Most films and TV shows portray adoption very differently to the reality of raising someone else’s child. They show grateful children who are delighted to have been chosen by their new family. The reality is that most adopted children are old enough to know and remember that they had a life before they came to your family, and they are not always delighted to have been removed from that life. They don’t understand that the move was made in their best interest, or that in the long term they will appreciate the opportunities they have been given. They are just scared. Anyone who wants to consider adopting needs to be sure that they can cope with these feelings on a practical and emotional level. You need support around you to help you get through the tough days, and you need to be willing to ask for outside help when it is needed. Post Adoption Depression is a common result of the stress that comes with being a new parent and there is no shame in contacting your GP for help.

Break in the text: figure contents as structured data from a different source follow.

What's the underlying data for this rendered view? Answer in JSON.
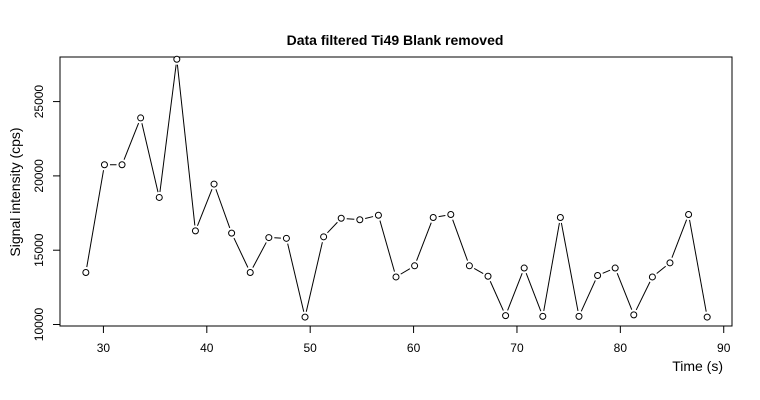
{
  "chart_data": {
    "type": "line",
    "title": "Data filtered Ti49 Blank removed",
    "xlabel": "Time (s)",
    "ylabel": "Signal intensity (cps)",
    "xlim": [
      25.8,
      90.8
    ],
    "ylim": [
      9900,
      28000
    ],
    "xticks": [
      30,
      40,
      50,
      60,
      70,
      80,
      90
    ],
    "yticks": [
      10000,
      15000,
      20000,
      25000
    ],
    "grid": false,
    "markers": "open-circle",
    "series": [
      {
        "x": [
          28.3,
          30.1,
          31.8,
          33.6,
          35.4,
          37.1,
          38.9,
          40.7,
          42.4,
          44.2,
          46.0,
          47.7,
          49.5,
          51.3,
          53.0,
          54.8,
          56.6,
          58.3,
          60.1,
          61.9,
          63.6,
          65.4,
          67.2,
          68.9,
          70.7,
          72.5,
          74.2,
          76.0,
          77.8,
          79.5,
          81.3,
          83.1,
          84.8,
          86.6,
          88.4
        ],
        "y": [
          13500,
          20750,
          20750,
          23900,
          18550,
          27850,
          16300,
          19450,
          16150,
          13500,
          15850,
          15800,
          10500,
          15900,
          17150,
          17050,
          17350,
          13200,
          13950,
          17200,
          17400,
          13950,
          13250,
          10600,
          13800,
          10550,
          17200,
          10550,
          13300,
          13800,
          10650,
          13200,
          14150,
          17400,
          10500
        ]
      }
    ]
  }
}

At the moment we don’t use any additional childcare for our daughter. This is because she needs as much family time as possible to continue building her sense of attachment and belonging. She tries really hard to regulate her behaviour in school all day and when she gets home she needs to just be able to let out all the feelings she has been holding in. It wouldn’t be fair to her or a childcare provider to send her anywhere after school. I’m hopeful that in the future, when she is fully settled, we will be able to send her to after school care so that I can return to work. However, we would need to find a suitably trained ‘trauma informed’ placement, ideally with a childminder, where she can feel at home and be able to be herself.